For Pleasure (Fall/Winter Edition)
The books I read for pleasure this fall and the beginning of winter (i.e. "old books" I read not for review) look a lot like my summer reading. While I am currently reading "nonfiction"-- Northrup Frye's Spiritus Mundi--with great delight, most of what I read was fiction, and most of that was science fiction.
Some of it was by design: I continued to read H.G. Wells and utopian fiction, including the utopian future envisioned by Kim Stanley Robinson in the third of his California trilogy. This is partly for a long-term writing project that has to be qualified as "for pleasure" too, especially in this publishing/economic environment.
In fact I was reading Robinson's Pacific Edge at the same time as Wells' The Dream. (The other Wells utopia I read was Men Like Gods.) I went on to read the rest of the Robinson trilogy, The Wild Shore and The Gold Coast. Written in the late 1980s, they're three different visions of the same mid-21st century period in the same part of California, interrelated in various ways, not the least of which is that the post-apocalyptic future of the first volume is not all that different from the utopian future of the third. The middle volume is a "present trends continue" future: an Orange County of even bigger malls, double-decker freeways and military corporate complex. My admiration for Robinson (looking back, his Sixty Days and Counting was the best and most important book I read in 2008) has only increased.

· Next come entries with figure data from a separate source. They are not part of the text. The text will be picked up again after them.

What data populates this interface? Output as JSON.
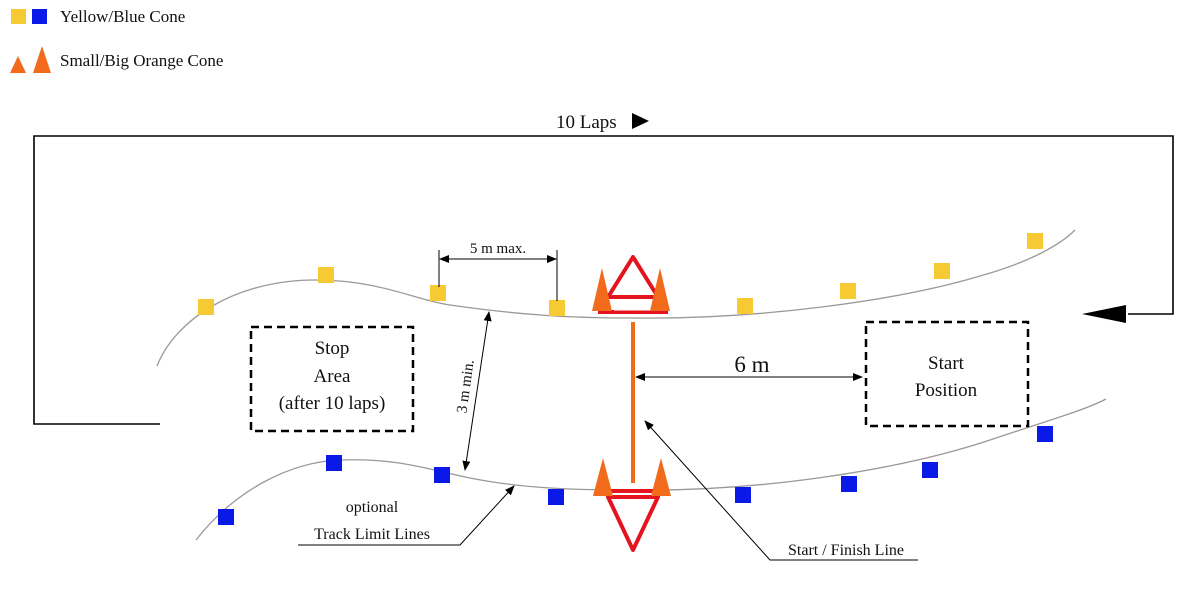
{
  "legend": {
    "yellow_blue": "Yellow/Blue Cone",
    "small_big_orange": "Small/Big Orange Cone"
  },
  "laps_label": "10 Laps",
  "dim_5m": "5 m max.",
  "dim_3m": "3 m min.",
  "dim_6m": "6 m",
  "stop_area": [
    "Stop",
    "Area",
    "(after 10 laps)"
  ],
  "start_position": [
    "Start",
    "Position"
  ],
  "track_limit": [
    "optional",
    "Track Limit Lines"
  ],
  "start_finish": "Start / Finish Line",
  "colors": {
    "yellow_cone": "#f7c933",
    "blue_cone": "#0a18e8",
    "orange_cone": "#f26a1b",
    "red": "#e4141e",
    "track_line": "#999999",
    "black": "#000000"
  }
}
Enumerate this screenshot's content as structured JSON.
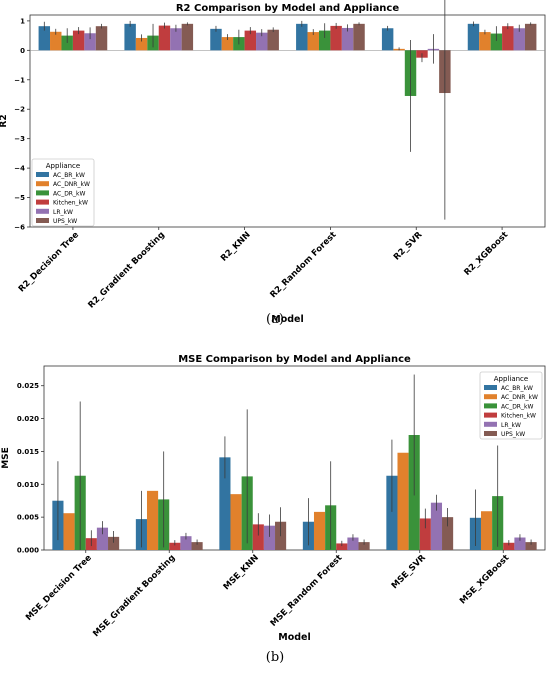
{
  "chart_data": [
    {
      "type": "bar",
      "title": "R2 Comparison by Model and Appliance",
      "xlabel": "Model",
      "ylabel": "R2",
      "categories": [
        "R2_Decision Tree",
        "R2_Gradient Boosting",
        "R2_KNN",
        "R2_Random Forest",
        "R2_SVR",
        "R2_XGBoost"
      ],
      "yticks": [
        "1",
        "0",
        "−1",
        "−2",
        "−3",
        "−4",
        "−5",
        "−6"
      ],
      "ylim": [
        -6.0,
        1.2
      ],
      "legend": {
        "title": "Appliance",
        "position": "center-left"
      },
      "series": [
        {
          "name": "AC_BR_kW",
          "color": "#3274a1",
          "values": [
            0.82,
            0.9,
            0.73,
            0.9,
            0.75,
            0.9
          ],
          "err": [
            0.15,
            0.1,
            0.1,
            0.1,
            0.08,
            0.08
          ]
        },
        {
          "name": "AC_DNR_kW",
          "color": "#e1812c",
          "values": [
            0.63,
            0.42,
            0.45,
            0.62,
            0.05,
            0.62
          ],
          "err": [
            0.1,
            0.12,
            0.1,
            0.1,
            0.05,
            0.08
          ]
        },
        {
          "name": "AC_DR_kW",
          "color": "#3a923a",
          "values": [
            0.5,
            0.5,
            0.45,
            0.67,
            -1.55,
            0.57
          ],
          "err": [
            0.25,
            0.4,
            0.25,
            0.25,
            1.9,
            0.25
          ]
        },
        {
          "name": "Kitchen_kW",
          "color": "#c03d3e",
          "values": [
            0.67,
            0.84,
            0.67,
            0.83,
            -0.25,
            0.82
          ],
          "err": [
            0.12,
            0.1,
            0.12,
            0.1,
            0.15,
            0.1
          ]
        },
        {
          "name": "LR_kW",
          "color": "#9372b2",
          "values": [
            0.58,
            0.75,
            0.6,
            0.76,
            0.05,
            0.75
          ],
          "err": [
            0.2,
            0.12,
            0.12,
            0.12,
            0.5,
            0.12
          ]
        },
        {
          "name": "UPS_kW",
          "color": "#845b53",
          "values": [
            0.82,
            0.9,
            0.7,
            0.9,
            -1.45,
            0.9
          ],
          "err": [
            0.08,
            0.05,
            0.08,
            0.05,
            4.3,
            0.05
          ]
        }
      ],
      "caption": "(a)"
    },
    {
      "type": "bar",
      "title": "MSE Comparison by Model and Appliance",
      "xlabel": "Model",
      "ylabel": "MSE",
      "categories": [
        "MSE_Decision Tree",
        "MSE_Gradient Boosting",
        "MSE_KNN",
        "MSE_Random Forest",
        "MSE_SVR",
        "MSE_XGBoost"
      ],
      "yticks": [
        "0.025",
        "0.020",
        "0.015",
        "0.010",
        "0.005",
        "0.000"
      ],
      "ylim": [
        0.0,
        0.028
      ],
      "legend": {
        "title": "Appliance",
        "position": "top-right"
      },
      "series": [
        {
          "name": "AC_BR_kW",
          "color": "#3274a1",
          "values": [
            0.0075,
            0.0047,
            0.0141,
            0.0043,
            0.0113,
            0.0049
          ],
          "err": [
            0.006,
            0.0043,
            0.0032,
            0.0036,
            0.0055,
            0.0043
          ]
        },
        {
          "name": "AC_DNR_kW",
          "color": "#e1812c",
          "values": [
            0.0056,
            0.009,
            0.0085,
            0.0058,
            0.0148,
            0.0059
          ],
          "err": [
            0.0,
            0.0,
            0.0,
            0.0,
            0.0,
            0.0
          ]
        },
        {
          "name": "AC_DR_kW",
          "color": "#3a923a",
          "values": [
            0.0113,
            0.0077,
            0.0112,
            0.0068,
            0.0175,
            0.0082
          ],
          "err": [
            0.0113,
            0.0073,
            0.0102,
            0.0067,
            0.0092,
            0.0077
          ]
        },
        {
          "name": "Kitchen_kW",
          "color": "#c03d3e",
          "values": [
            0.0018,
            0.0011,
            0.0039,
            0.001,
            0.0048,
            0.0011
          ],
          "err": [
            0.0012,
            0.0004,
            0.0017,
            0.0004,
            0.0015,
            0.0004
          ]
        },
        {
          "name": "LR_kW",
          "color": "#9372b2",
          "values": [
            0.0034,
            0.0021,
            0.0037,
            0.0019,
            0.0072,
            0.0019
          ],
          "err": [
            0.001,
            0.0005,
            0.0017,
            0.0005,
            0.0012,
            0.0005
          ]
        },
        {
          "name": "UPS_kW",
          "color": "#845b53",
          "values": [
            0.002,
            0.0012,
            0.0043,
            0.0012,
            0.005,
            0.0012
          ],
          "err": [
            0.0009,
            0.0004,
            0.0022,
            0.0004,
            0.0014,
            0.0004
          ]
        }
      ],
      "caption": "(b)"
    }
  ]
}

George Zebrowski is another contemporary sf writer I admire, so I got one of his volumes of short stories, Swift Thoughts, which was largely excellent. But almost the most fun I had was the consequence of reading Lester Del Rey's The World of Science Fiction: The History of a Subculture-- a pleasure in itself that guided me back to some classic sf tales from the 1940s and 50s in an anthology published in 1970 called The Science Fiction Hall of Fame (Vol.1.) I'm not even halfway through it yet but some of these stories are startlingly good. In a way this is most unfortunate, though, because this is one of those books I picked up some time ago--at a used bookstore, thrift shop, recycling center, I don't remember--without knowing anything about it. And when I finally got around to reading it, it turned out to be great and otherwise hard to come by. That's really dangerous--because it only encourages me. I must try to concentrate on the hundreds of books piling up around here that I will never read!
But the absolute most fun I had was a used book I bought on the Internet. I believe I saw the title in a memorial piece on Arthur C. Clarke--it said that one of his first successful novels was what were called "juveniles": science fiction book for adolescents. This turned out to be a very lucrative market for sf writers, including greats like Robert Heinlein, who wrote what's probably the most famous of the juveniles, the classic Space Cadet.

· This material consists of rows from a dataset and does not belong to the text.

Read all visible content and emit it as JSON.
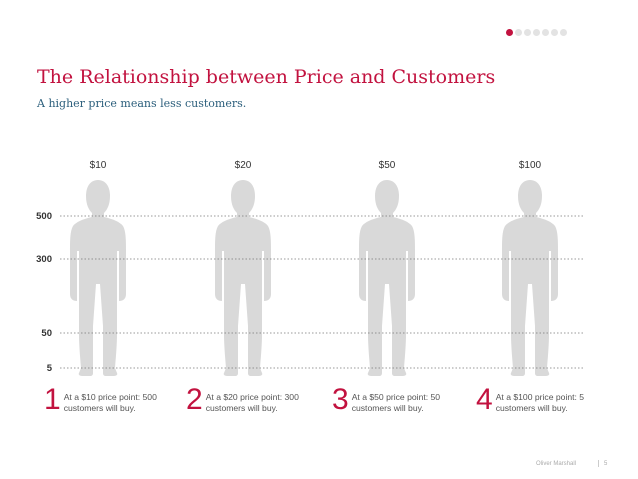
{
  "slide": {
    "title": "The Relationship between Price and Customers",
    "subtitle": "A higher price means less customers.",
    "footer_author": "Oliver Marshall",
    "page_number": "5",
    "pager_total": 7,
    "pager_active": 0
  },
  "colors": {
    "accent": "#c2123f",
    "silhouette": "#d9d9d9",
    "fill_top": "#c8103e",
    "fill_bottom": "#8a0c2d",
    "gridline": "#777777",
    "subtitle": "#2c5f7c"
  },
  "chart_data": {
    "type": "bar",
    "categories": [
      "$10",
      "$20",
      "$50",
      "$100"
    ],
    "values": [
      500,
      300,
      50,
      5
    ],
    "ytick_labels": [
      "500",
      "300",
      "50",
      "5"
    ],
    "ytick_values": [
      500,
      300,
      50,
      5
    ],
    "gridlines": "dotted at tick values",
    "legend": "none"
  },
  "captions": [
    {
      "num": "1",
      "text": "At a $10 price point: 500 customers will buy."
    },
    {
      "num": "2",
      "text": "At a $20 price point: 300 customers will buy."
    },
    {
      "num": "3",
      "text": "At a $50 price point: 50 customers will buy."
    },
    {
      "num": "4",
      "text": "At a $100 price point: 5 customers will buy."
    }
  ]
}
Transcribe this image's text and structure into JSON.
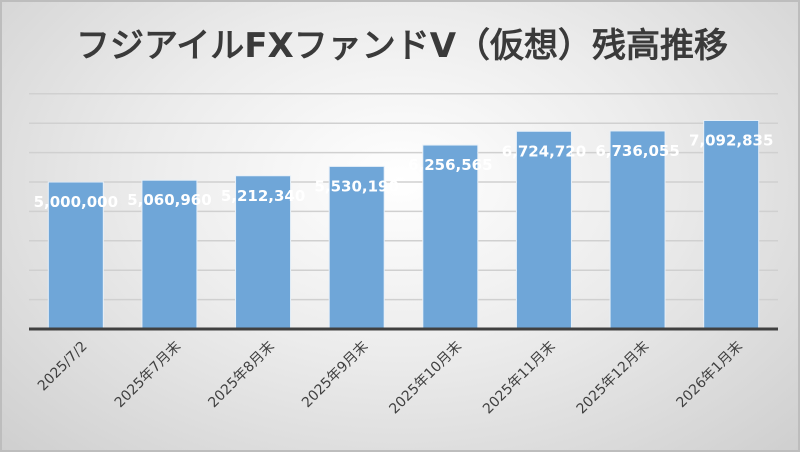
{
  "chart_data": {
    "type": "bar",
    "title": "フジアイルFXファンドⅤ（仮想）残高推移",
    "xlabel": "",
    "ylabel": "",
    "categories": [
      "2025/7/2",
      "2025年7月末",
      "2025年8月末",
      "2025年9月末",
      "2025年10月末",
      "2025年11月末",
      "2025年12月末",
      "2026年1月末"
    ],
    "values": [
      5000000,
      5060960,
      5212340,
      5530190,
      6256565,
      6724720,
      6736055,
      7092835
    ],
    "data_labels": [
      "5,000,000",
      "5,060,960",
      "5,212,340",
      "5,530,190",
      "6,256,565",
      "6,724,720",
      "6,736,055",
      "7,092,835"
    ],
    "ylim": [
      0,
      8000000
    ],
    "grid_step": 1000000,
    "grid": true,
    "legend": "none",
    "colors": {
      "bar": "#6fa6d8",
      "axis": "#404040",
      "grid": "#d0d0d0",
      "label": "#ffffff",
      "title": "#3a3a3a"
    }
  }
}
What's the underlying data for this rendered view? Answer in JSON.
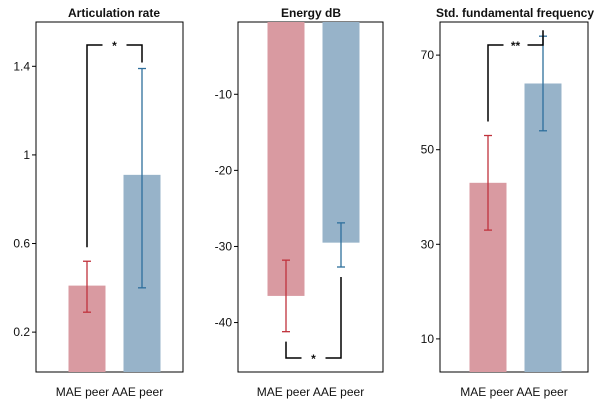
{
  "colors": {
    "mae": "#d99aa1",
    "aae": "#97b3c9",
    "mae_err": "#c0323c",
    "aae_err": "#2e6f9c"
  },
  "chart_data": [
    {
      "type": "bar",
      "title": "Articulation rate",
      "categories": [
        "MAE peer",
        "AAE peer"
      ],
      "values": [
        0.41,
        0.91
      ],
      "err_low": [
        0.29,
        0.4
      ],
      "err_high": [
        0.52,
        1.39
      ],
      "ylim": [
        0.02,
        1.6
      ],
      "yticks": [
        0.2,
        0.6,
        1,
        1.4
      ],
      "ytick_labels": [
        "0.2",
        "0.6",
        "1",
        "1.4"
      ],
      "bar_base": 0.02,
      "significance": {
        "label": "*",
        "position": "top"
      }
    },
    {
      "type": "bar",
      "title": "Energy dB",
      "categories": [
        "MAE peer",
        "AAE peer"
      ],
      "values": [
        -36.5,
        -29.5
      ],
      "err_low": [
        -41.2,
        -32.7
      ],
      "err_high": [
        -31.8,
        -26.9
      ],
      "ylim": [
        -46.5,
        -0.5
      ],
      "yticks": [
        -10,
        -20,
        -30,
        -40
      ],
      "ytick_labels": [
        "-10",
        "-20",
        "-30",
        "-40"
      ],
      "bar_base": -0.5,
      "significance": {
        "label": "*",
        "position": "bottom"
      }
    },
    {
      "type": "bar",
      "title": "Std. fundamental frequency",
      "categories": [
        "MAE peer",
        "AAE peer"
      ],
      "values": [
        43,
        64
      ],
      "err_low": [
        33,
        54
      ],
      "err_high": [
        53,
        74
      ],
      "ylim": [
        3,
        77
      ],
      "yticks": [
        10,
        30,
        50,
        70
      ],
      "ytick_labels": [
        "10",
        "30",
        "50",
        "70"
      ],
      "bar_base": 3,
      "significance": {
        "label": "**",
        "position": "top"
      }
    }
  ]
}
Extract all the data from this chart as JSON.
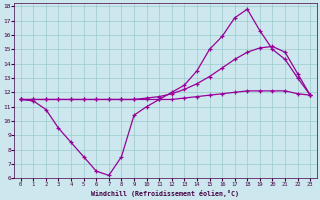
{
  "xlabel": "Windchill (Refroidissement éolien,°C)",
  "bg_color": "#cce8ee",
  "line_color": "#990099",
  "grid_color": "#99cccc",
  "x": [
    0,
    1,
    2,
    3,
    4,
    5,
    6,
    7,
    8,
    9,
    10,
    11,
    12,
    13,
    14,
    15,
    16,
    17,
    18,
    19,
    20,
    21,
    22,
    23
  ],
  "y_line1": [
    11.5,
    11.4,
    10.8,
    9.5,
    8.5,
    7.5,
    6.5,
    6.2,
    7.5,
    10.4,
    11.0,
    11.5,
    12.0,
    12.5,
    13.5,
    15.0,
    15.9,
    17.2,
    17.8,
    16.3,
    15.0,
    14.3,
    13.0,
    11.8
  ],
  "y_line2": [
    11.5,
    11.5,
    11.5,
    11.5,
    11.5,
    11.5,
    11.5,
    11.5,
    11.5,
    11.5,
    11.5,
    11.5,
    11.5,
    11.6,
    11.7,
    11.8,
    11.9,
    12.0,
    12.1,
    12.1,
    12.1,
    12.1,
    11.9,
    11.8
  ],
  "y_line3": [
    11.5,
    11.5,
    11.5,
    11.5,
    11.5,
    11.5,
    11.5,
    11.5,
    11.5,
    11.5,
    11.6,
    11.7,
    11.9,
    12.2,
    12.6,
    13.1,
    13.7,
    14.3,
    14.8,
    15.1,
    15.2,
    14.8,
    13.3,
    11.8
  ],
  "xlim": [
    -0.5,
    23.5
  ],
  "ylim": [
    6,
    18.2
  ],
  "yticks": [
    6,
    7,
    8,
    9,
    10,
    11,
    12,
    13,
    14,
    15,
    16,
    17,
    18
  ],
  "xticks": [
    0,
    1,
    2,
    3,
    4,
    5,
    6,
    7,
    8,
    9,
    10,
    11,
    12,
    13,
    14,
    15,
    16,
    17,
    18,
    19,
    20,
    21,
    22,
    23
  ]
}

Clarke's novel was part of the series of 35 novels published by the John C. Winston Company between 1952 and 1960--a series famous for its cover and inside cover art as well as the novels. It introduced sf to a new generation, which happened to be mine. They were among the first books I took out of the public library, and I can remember looking a long time at the two page inside cover illustration--the same in every volume--wondering what stories could go with the images.
These novels are now collected and highly prized, though volumes with the dust jacket illustrations are hard to find. I have one (acquired again at a thrift store), though the cover illustration is so worn away as to be not valuable to collectors. The Clarke novel I bought--Islands in the Sky--was a former library book, which is exactly what I wanted. When I got these books out of the Greensburg Public Library on Main Street, they didn't have dust jackets--if there was a cover illustration at all, it was on that hard library book for kids surface. This volume is perfect--complete with its card catalog card and its library card from Sweet Springs, Missouri, tucked in its sleeve. The first kid took it out in January 1953, and it circulated frequently through the 50s, then only once in the 60s, twice in the 70s until the last kid (perhaps a grownup kid) took it out in 1980.
It's a good story, too--lots of technical stuff, a bit of adventure, a teen hero interacting with adult men and women--perfect for the adolescent fascinated by space travel...Now I've got my eye on another one in the series out there, but I don't want to get obsessive about this.